A Detour into Encoding
With digitization becoming the common method of production, one must consider the implications of changing from analog to digital recording techniques. As is common knowledge, analog recordings are taken in tandem with the recording and are in a physical medium. Therefore they are basically superior in storage fidelity, because they record every measurable moment in the recording. However, they are relatively difficult to reproduce, and few high-quality recordings are made on a durable medium. Digitizing, on the other hand, is extremely easy to reproduce, as well as edit and apply changes to. Unfortunately, digital recording, by definition, records in gaps, from one fraction of a second to the next, and is therefore fundamentally inferior to analog recording techniques, at least in theory.
The reality of the issue is that sufficiently high-quality recordings are audibly indistinguishable from analog recordings. Modern speed of technology has granted us the speed of process necessary to record audio at that rate. Because of this, digital recording has become the medium of choice for mainstream audio. Although this has had the unfortunate side effect of making piracy simple and therefore rampant, it has led to a much higher quality and more durable method of storage. That being said, it’s time for the details.
The baseline standard for audio is PCM, or Pulse Code Modulation. Developed all the way back in 1939, PCM establishes a 16-bit encoding system (that’s 65,536 possible frequencies to the laymen out there, or 2^2^2^2^2 for us geeks) at a rate of 44,100 per second. Although this is the most thorough method of encoding, because each entry is independent of the other, this is a rate of 88,200 bytes per second, making it both the most bulky and the most demanding form of encoding in common use. This is usually just treated as “raw” audio, and used for high-fidelity editing before conversion into a less cumbersome format.
Another common standard is DPCM, or Differential Pulse Code Modulation. This particular method references the previous frequency, and therefore only uses 4-bit (16 possible values) encoding at the same 44,100 sample per second rate. Although this technique leads to a much more compact storage and resource demand (22,050 bytes per second), its recursive referencing and limited range of variation mean that it is susceptible to data fragmentation (loss of parts of the recording) or to extreme variances.

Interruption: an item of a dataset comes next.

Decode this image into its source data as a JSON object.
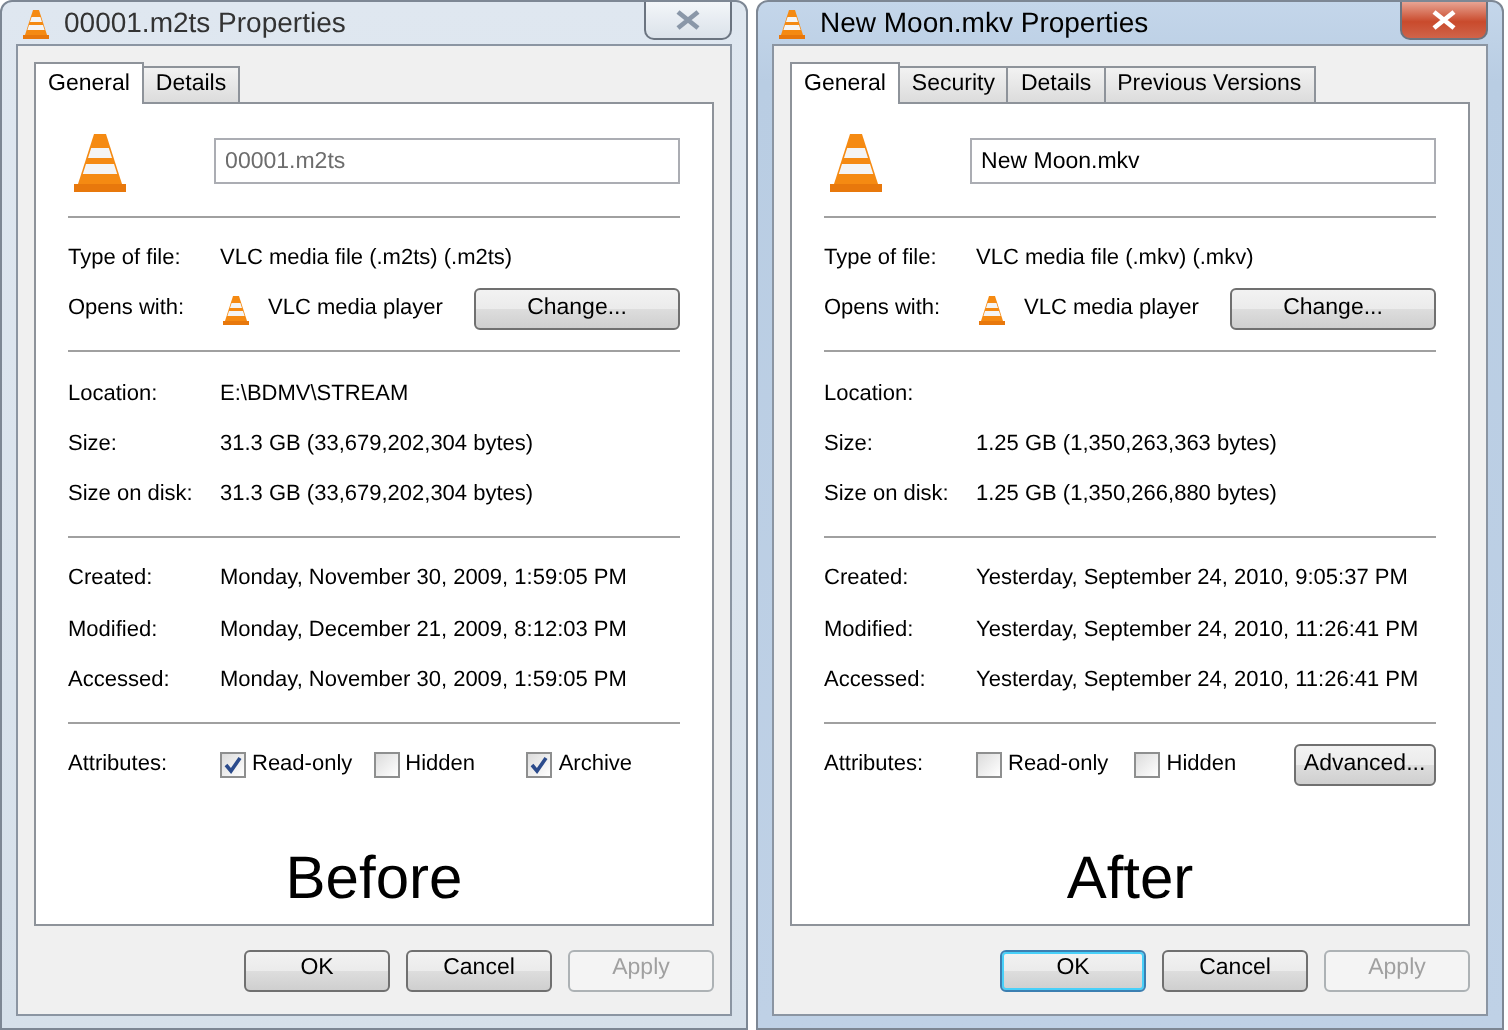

The most efficient (and therefore most common) method of conversion is ADPCM, or Adaptive Differential Pulse Code Modulation. This method varies the amount of bits it uses from moment to moment, and therefore will change from 1-bit (to indicate no change) to 16-bit (to indicate the most change). Although it is the most efficient recording method for storage, the demands on system resources vary as the encoding varies, and is therefore more difficult to account for. Moreover, it must rely on a more complex translating code to convert it into audio, due to its more complex technique.

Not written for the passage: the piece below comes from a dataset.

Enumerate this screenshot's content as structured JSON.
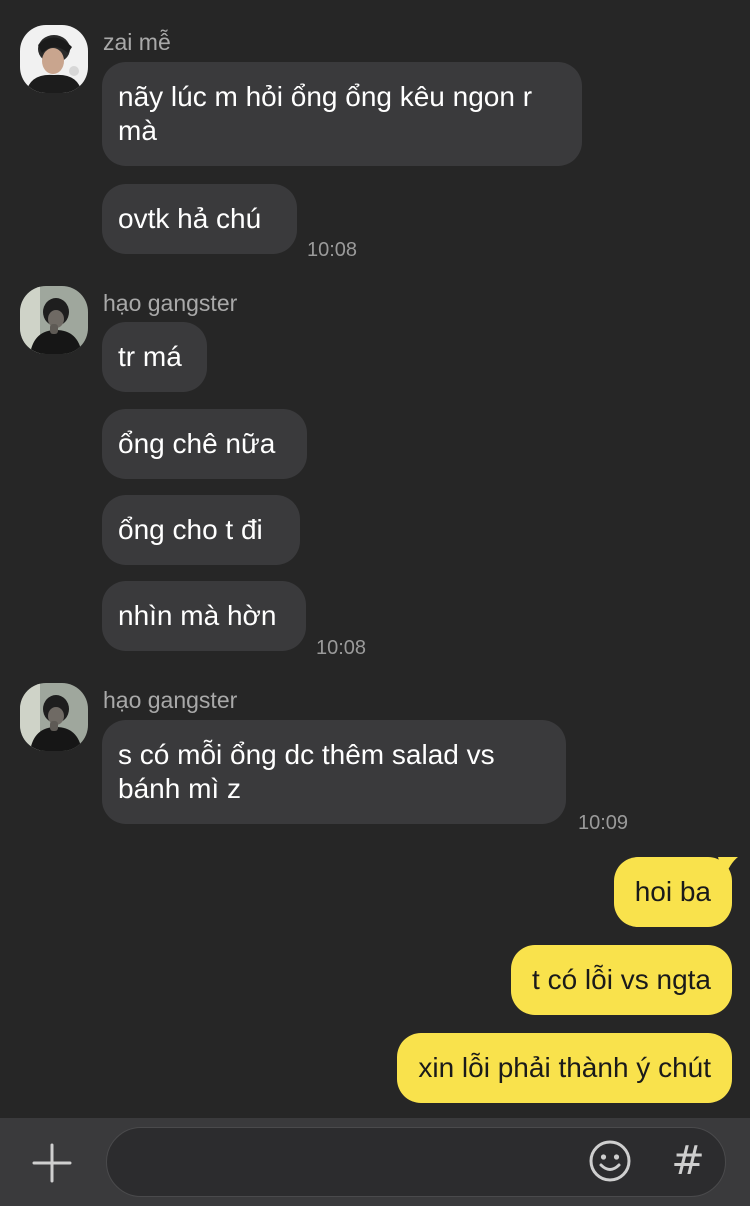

It is important to note that all of these methods other than PCM tend to be susceptible to data loss because they reference the previous measurement and merely indicate the change between them. This is typically solved by enclosing multiple copies of the data in a single file. Although it defies common sense, it is actually more efficient to record a particular sound byte in ADPCM and enclose, say, four copies, than it is to encode a single PCM copy.